Twan van Venrooij, journalist

Samenvatting
- Het meten van uitkomsten en het – gecorri­geerd voor casemix – vergelijken van de resultaten van operaties, heeft in het buitenland geleid tot betere zorg. 
- Dit wordt wel een medical audit genoemd.
- Het openbaar maken van de zorguitkomsten is een prikkel voor klinieken en individuele artsen om de zorg te verbeteren.
- De Dutch Surgical Colo­rectal Audit heeft een medical audit opgezet voor darmkanker­operaties.
- Ook andere beroepsgroepen die deze systematiek willen toepassen, kunnen het door de DSCA ontwikkelde systeem gebruiken.

Links

Dutch Surgical Colorectal Audit
Amerikaans auditprogramma van de American College of Surgeons
Engelse auditprogramma voor colorectale chirurgie
Boek: A study in hospital efficiency. Ernest Amory Codman.

Literatuur

1. Visser J. Prestatie-indicatoren niet gebruiken om ziekenhuizen te vergelijken. Medisch Contact 2008; 33/34: 1336.
2. Khuri SF et al. The Comparative Assessment and Improvement of Quality of Surgical Care in the Department of Veterans Affairs.

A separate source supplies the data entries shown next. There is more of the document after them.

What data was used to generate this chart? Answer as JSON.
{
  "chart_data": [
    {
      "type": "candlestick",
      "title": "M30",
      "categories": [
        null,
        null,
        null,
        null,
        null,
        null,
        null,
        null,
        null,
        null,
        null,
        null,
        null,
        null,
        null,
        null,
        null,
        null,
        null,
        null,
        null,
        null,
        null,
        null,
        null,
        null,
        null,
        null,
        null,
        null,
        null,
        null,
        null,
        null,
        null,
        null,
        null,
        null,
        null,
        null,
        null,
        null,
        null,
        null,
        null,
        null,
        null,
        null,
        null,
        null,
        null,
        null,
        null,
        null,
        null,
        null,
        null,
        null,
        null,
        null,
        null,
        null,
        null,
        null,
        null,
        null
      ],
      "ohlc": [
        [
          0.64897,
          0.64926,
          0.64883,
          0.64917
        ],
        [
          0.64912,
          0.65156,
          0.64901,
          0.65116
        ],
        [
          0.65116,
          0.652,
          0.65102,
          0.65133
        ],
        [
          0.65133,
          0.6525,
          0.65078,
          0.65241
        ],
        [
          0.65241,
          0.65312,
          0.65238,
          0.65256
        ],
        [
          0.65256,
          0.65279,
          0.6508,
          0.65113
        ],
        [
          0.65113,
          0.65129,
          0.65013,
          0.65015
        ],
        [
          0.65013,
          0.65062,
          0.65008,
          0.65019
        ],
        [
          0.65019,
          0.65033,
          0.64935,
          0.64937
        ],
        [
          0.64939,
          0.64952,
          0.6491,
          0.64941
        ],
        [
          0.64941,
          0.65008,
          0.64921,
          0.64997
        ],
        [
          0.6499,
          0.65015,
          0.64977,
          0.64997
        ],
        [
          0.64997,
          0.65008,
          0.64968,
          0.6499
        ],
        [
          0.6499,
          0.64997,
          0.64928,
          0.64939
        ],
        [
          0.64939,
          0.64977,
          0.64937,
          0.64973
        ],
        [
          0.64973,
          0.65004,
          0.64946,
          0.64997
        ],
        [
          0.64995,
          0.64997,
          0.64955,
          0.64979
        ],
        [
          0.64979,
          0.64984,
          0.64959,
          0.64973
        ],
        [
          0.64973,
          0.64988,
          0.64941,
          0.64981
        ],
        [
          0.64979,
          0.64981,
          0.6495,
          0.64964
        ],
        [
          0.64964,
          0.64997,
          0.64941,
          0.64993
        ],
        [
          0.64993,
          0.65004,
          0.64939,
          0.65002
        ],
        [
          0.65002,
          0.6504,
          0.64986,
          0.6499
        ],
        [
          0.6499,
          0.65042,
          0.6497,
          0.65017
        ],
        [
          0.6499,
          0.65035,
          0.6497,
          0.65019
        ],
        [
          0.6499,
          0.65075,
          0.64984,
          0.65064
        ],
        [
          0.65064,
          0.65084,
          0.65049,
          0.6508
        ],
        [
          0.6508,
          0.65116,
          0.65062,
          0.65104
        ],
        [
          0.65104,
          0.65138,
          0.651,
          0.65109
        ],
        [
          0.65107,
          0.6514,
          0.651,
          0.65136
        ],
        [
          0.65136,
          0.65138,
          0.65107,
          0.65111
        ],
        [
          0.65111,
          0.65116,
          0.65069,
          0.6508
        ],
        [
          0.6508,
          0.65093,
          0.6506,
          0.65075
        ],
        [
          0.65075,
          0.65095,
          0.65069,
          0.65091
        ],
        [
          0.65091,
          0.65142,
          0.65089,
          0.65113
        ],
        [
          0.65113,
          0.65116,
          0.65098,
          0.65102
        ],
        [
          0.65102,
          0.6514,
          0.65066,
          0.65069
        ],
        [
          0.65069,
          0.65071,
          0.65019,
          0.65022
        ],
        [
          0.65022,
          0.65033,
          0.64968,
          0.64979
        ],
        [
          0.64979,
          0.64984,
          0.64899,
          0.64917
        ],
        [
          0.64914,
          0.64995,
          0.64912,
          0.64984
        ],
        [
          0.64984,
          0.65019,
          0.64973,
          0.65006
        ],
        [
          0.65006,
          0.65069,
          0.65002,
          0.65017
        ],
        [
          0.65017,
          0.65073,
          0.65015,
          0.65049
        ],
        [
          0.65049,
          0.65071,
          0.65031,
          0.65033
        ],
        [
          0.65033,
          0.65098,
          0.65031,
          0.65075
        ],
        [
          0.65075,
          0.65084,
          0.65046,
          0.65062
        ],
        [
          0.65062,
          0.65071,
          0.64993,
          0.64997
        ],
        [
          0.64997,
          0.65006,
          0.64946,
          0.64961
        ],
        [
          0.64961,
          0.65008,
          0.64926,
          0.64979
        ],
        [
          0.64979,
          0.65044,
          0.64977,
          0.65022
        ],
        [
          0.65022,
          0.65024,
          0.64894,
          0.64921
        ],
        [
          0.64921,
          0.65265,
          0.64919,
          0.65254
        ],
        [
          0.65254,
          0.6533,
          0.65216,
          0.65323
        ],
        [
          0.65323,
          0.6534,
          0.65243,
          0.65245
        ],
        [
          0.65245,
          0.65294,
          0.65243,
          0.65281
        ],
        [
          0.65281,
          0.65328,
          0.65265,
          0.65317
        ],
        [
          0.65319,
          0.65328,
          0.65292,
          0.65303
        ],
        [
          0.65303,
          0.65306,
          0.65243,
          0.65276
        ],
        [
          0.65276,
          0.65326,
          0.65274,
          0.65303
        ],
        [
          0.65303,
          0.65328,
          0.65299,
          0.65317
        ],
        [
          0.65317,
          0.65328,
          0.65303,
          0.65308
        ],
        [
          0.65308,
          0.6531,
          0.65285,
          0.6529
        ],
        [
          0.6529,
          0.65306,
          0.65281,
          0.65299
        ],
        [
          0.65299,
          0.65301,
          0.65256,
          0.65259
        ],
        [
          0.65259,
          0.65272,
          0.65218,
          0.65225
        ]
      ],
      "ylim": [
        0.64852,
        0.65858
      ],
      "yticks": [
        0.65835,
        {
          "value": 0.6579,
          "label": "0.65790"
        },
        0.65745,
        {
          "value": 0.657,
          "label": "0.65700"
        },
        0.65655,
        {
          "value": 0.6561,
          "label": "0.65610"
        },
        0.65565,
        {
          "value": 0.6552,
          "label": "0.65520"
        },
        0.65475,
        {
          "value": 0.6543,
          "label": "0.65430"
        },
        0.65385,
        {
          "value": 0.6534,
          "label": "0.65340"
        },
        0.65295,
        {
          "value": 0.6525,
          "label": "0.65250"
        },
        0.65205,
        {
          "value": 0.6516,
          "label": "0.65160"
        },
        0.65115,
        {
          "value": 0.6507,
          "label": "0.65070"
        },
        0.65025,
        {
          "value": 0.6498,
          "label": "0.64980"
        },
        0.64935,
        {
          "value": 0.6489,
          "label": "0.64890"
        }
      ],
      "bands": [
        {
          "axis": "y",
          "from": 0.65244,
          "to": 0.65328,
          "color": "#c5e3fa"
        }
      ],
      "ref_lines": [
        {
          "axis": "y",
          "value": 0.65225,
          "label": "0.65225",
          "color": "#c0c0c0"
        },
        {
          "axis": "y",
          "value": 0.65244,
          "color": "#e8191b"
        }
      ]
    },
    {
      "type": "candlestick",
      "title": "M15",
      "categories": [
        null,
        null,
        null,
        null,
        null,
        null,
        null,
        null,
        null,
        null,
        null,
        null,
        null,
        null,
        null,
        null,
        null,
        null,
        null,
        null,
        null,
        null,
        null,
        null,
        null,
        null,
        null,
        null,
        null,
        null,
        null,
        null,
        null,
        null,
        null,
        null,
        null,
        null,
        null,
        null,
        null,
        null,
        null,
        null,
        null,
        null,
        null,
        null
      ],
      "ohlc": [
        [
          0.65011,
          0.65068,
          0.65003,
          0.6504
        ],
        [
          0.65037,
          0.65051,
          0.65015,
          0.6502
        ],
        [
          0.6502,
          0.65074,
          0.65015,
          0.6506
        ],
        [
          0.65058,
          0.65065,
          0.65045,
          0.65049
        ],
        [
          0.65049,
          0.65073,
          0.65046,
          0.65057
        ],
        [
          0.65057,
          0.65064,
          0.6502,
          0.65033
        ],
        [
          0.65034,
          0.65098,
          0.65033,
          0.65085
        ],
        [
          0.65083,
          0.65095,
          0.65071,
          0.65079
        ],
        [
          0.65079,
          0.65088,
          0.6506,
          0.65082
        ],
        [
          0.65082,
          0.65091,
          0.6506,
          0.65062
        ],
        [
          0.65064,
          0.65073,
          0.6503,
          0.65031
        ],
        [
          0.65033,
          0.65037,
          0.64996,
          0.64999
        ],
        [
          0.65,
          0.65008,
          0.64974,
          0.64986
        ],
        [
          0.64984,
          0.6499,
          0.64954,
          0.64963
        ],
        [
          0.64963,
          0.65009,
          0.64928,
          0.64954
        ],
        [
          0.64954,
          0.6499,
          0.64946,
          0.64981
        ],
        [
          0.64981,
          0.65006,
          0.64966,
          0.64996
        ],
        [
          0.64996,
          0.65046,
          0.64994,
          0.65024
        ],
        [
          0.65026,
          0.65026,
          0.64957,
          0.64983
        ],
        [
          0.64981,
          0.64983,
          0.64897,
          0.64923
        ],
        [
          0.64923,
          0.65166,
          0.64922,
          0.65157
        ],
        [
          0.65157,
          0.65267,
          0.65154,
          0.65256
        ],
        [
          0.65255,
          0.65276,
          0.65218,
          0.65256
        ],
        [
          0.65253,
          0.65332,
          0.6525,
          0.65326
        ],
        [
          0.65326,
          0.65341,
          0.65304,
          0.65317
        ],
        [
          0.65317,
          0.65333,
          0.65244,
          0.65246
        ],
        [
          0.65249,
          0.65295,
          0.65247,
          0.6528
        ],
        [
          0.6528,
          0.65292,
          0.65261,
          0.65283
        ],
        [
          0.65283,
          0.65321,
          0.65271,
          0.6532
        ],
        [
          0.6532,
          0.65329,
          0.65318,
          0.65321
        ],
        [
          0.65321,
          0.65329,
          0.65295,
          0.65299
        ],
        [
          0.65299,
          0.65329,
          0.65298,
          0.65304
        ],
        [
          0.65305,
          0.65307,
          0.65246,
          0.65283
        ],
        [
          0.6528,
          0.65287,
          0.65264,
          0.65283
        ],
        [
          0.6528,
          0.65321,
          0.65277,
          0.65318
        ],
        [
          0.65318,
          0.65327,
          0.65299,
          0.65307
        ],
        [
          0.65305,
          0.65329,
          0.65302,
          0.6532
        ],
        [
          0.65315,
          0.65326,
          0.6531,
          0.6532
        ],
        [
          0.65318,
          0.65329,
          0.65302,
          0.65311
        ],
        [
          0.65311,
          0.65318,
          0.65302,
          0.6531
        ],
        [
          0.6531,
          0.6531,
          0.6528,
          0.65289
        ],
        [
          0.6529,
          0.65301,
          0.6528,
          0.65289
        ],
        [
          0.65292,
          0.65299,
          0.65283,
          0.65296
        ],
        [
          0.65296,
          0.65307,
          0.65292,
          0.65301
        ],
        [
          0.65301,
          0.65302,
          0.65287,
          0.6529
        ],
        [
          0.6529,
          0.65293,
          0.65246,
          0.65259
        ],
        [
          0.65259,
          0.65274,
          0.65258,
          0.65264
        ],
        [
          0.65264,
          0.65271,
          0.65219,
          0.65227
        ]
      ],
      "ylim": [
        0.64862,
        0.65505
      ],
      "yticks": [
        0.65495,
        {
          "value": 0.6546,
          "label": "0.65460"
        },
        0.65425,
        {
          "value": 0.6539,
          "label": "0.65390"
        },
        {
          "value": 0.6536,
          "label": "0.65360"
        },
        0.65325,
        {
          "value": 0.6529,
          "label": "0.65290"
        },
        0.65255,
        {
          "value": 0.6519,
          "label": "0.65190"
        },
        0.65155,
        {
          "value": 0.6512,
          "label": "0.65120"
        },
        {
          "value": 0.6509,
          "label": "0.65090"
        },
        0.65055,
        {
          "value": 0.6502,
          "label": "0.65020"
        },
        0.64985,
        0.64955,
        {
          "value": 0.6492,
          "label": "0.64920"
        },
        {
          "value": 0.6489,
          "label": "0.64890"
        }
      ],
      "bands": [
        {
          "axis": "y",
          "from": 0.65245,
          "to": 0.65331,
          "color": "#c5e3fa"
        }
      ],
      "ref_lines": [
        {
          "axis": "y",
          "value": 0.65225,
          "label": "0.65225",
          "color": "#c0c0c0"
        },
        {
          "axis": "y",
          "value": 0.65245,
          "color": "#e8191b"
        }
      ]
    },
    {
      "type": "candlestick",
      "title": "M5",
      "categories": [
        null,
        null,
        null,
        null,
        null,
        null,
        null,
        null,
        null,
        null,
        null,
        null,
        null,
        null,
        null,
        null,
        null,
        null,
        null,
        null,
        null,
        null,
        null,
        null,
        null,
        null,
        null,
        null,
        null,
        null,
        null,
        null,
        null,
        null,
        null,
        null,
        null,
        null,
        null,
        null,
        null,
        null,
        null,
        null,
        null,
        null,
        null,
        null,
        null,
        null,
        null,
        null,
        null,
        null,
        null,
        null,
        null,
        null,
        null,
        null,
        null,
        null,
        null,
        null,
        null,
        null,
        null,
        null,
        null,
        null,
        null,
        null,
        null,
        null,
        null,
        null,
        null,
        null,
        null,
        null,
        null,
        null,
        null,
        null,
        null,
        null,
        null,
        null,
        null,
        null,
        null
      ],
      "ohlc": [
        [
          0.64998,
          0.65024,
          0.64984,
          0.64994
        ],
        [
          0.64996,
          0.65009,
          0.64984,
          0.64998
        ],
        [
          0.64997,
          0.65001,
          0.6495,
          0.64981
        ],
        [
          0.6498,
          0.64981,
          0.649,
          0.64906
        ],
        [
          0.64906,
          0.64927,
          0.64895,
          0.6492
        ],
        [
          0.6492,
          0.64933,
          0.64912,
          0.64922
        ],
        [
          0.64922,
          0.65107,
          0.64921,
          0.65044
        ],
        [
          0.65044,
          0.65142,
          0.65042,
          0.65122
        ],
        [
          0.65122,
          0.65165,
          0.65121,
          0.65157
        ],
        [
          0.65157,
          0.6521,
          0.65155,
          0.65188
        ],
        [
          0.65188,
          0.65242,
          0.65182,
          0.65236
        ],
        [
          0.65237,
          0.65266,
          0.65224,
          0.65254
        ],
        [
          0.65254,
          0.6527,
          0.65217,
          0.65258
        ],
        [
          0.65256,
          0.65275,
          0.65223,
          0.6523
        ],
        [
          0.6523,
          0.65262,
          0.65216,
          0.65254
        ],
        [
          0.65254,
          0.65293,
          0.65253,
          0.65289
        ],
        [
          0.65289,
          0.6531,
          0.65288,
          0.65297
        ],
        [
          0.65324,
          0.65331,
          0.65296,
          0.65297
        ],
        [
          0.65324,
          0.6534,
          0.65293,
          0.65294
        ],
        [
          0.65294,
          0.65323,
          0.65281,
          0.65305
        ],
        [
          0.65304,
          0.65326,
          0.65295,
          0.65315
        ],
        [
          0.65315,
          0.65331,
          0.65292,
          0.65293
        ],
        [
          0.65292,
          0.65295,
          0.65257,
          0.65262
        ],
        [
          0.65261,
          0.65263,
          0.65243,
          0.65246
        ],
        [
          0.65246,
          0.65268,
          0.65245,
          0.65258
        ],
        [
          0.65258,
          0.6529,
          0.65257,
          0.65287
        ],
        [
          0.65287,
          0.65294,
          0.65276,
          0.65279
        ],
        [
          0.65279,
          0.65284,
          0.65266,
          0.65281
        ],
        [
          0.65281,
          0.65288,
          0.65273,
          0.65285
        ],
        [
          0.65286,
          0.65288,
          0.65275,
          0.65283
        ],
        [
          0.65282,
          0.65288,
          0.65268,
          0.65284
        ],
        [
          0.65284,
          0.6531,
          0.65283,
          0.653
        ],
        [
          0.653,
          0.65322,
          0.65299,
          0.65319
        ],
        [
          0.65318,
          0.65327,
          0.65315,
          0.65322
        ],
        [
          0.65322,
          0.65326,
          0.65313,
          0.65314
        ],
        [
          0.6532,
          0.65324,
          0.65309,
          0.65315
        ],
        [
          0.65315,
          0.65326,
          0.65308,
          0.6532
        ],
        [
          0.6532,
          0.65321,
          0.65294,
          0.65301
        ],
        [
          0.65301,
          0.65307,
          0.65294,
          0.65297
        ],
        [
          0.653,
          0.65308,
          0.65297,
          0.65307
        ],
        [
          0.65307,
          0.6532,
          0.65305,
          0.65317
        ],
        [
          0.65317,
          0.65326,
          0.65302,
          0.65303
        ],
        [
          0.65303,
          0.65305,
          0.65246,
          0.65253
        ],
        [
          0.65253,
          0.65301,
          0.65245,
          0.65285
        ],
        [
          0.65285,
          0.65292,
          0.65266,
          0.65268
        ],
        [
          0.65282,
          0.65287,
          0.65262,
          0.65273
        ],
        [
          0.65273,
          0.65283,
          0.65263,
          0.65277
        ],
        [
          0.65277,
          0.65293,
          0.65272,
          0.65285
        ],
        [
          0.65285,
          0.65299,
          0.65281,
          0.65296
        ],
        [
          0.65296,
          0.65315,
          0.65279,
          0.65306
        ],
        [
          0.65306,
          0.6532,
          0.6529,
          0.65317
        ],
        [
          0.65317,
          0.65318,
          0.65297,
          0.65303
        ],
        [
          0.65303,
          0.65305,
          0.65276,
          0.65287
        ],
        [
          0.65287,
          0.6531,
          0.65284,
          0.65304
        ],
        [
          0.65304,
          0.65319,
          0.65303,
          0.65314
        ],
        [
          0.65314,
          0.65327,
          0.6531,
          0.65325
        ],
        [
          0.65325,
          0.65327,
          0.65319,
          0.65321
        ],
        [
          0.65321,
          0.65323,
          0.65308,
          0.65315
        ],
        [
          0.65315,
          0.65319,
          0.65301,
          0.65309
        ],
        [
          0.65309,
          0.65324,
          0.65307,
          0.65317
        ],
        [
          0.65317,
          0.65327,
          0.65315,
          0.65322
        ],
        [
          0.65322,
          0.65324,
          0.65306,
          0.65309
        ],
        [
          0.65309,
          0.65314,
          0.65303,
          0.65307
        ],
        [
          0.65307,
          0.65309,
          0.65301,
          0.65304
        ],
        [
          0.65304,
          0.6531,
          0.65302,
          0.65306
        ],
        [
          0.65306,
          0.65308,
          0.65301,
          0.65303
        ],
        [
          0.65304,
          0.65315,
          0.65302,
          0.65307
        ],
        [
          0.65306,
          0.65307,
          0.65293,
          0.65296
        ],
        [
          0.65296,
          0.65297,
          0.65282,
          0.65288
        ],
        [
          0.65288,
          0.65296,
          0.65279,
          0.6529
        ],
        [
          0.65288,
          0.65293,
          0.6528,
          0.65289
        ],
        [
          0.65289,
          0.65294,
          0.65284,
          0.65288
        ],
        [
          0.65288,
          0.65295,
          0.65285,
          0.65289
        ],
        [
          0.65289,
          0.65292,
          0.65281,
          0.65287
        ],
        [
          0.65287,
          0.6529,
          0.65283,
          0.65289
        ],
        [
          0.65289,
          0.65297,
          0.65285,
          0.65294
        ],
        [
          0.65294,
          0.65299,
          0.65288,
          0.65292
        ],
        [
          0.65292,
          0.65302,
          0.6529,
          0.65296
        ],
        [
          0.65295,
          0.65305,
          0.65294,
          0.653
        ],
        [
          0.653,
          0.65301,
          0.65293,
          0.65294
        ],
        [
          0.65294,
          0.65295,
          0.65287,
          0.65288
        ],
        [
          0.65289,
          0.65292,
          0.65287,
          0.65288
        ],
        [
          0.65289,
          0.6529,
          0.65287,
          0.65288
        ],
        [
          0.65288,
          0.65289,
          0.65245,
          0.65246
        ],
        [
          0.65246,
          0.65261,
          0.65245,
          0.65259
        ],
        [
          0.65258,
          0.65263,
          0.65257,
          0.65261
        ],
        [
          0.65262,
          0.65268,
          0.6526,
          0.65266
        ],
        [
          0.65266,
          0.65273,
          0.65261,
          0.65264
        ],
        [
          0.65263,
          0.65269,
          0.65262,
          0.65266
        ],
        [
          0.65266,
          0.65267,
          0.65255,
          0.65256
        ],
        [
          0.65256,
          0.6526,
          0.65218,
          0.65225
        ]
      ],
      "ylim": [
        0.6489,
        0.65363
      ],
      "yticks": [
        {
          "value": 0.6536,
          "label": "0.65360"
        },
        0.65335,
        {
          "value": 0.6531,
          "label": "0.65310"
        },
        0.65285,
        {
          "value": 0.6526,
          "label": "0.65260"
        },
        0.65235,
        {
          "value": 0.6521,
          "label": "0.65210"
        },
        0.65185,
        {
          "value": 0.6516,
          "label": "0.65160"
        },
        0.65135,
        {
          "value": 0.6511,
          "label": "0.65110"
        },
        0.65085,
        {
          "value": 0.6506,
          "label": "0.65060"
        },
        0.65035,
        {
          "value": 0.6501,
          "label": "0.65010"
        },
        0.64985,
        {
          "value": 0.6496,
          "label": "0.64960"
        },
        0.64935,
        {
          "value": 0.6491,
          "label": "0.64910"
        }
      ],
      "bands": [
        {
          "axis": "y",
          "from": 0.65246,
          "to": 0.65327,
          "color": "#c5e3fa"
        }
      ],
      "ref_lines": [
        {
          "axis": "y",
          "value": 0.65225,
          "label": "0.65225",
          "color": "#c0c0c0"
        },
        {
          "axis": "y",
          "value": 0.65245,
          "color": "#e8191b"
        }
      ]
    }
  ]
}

Arch Surg. 2002; 137: 20-7.
3. https://acsnsqip.org/main/about_history.asp.
4. Tan HS, Henry YP. Scherp op het netvlies. Medisch Contact 2008; 47: 1968-70.
5. Neuhauser D. Ernest Amory Codman MD. Qual. Saf. Health Care 2002; 11: 104-5.

PDF van dit artikel
chirurgie ziekenhuizen
Op dit artikel reageren inloggen
Reacties
  • gucci outlet store

    http://www.hangbagsoutlet.net, fprdvk@gmail.com

    Registreren, terugkoppelen en publiceren
    <a href="http://www.hangbagsoutlet.net" >gucci outlet store</a>

  • Cheap LeBron 11

    http://timewarp.jp/wp-content/cache/blogs/best, uedoyxgit@gmail.com

    You mean these kinds of opinion pockets? Is actually simply section of the layout I actually made and had developed into a new WP motif. It's some sort of wordpress plugin.
    [url=http://timewarp.jp/wp-content/cache/blogs/bestjordan5.php]Cheap LeBron ...11[/url]

 

Cookies op Medisch Contact

Medisch Contact vraagt u om cookies te accepteren voor optimale werking van de site, kwaliteitsverbetering door geanonimiseerde analyse van het gebruik van de site en het tonen van relevante advertenties, video’s en andere multimediale inhoud. Meer informatie vindt u in onze privacy- en cookieverklaring.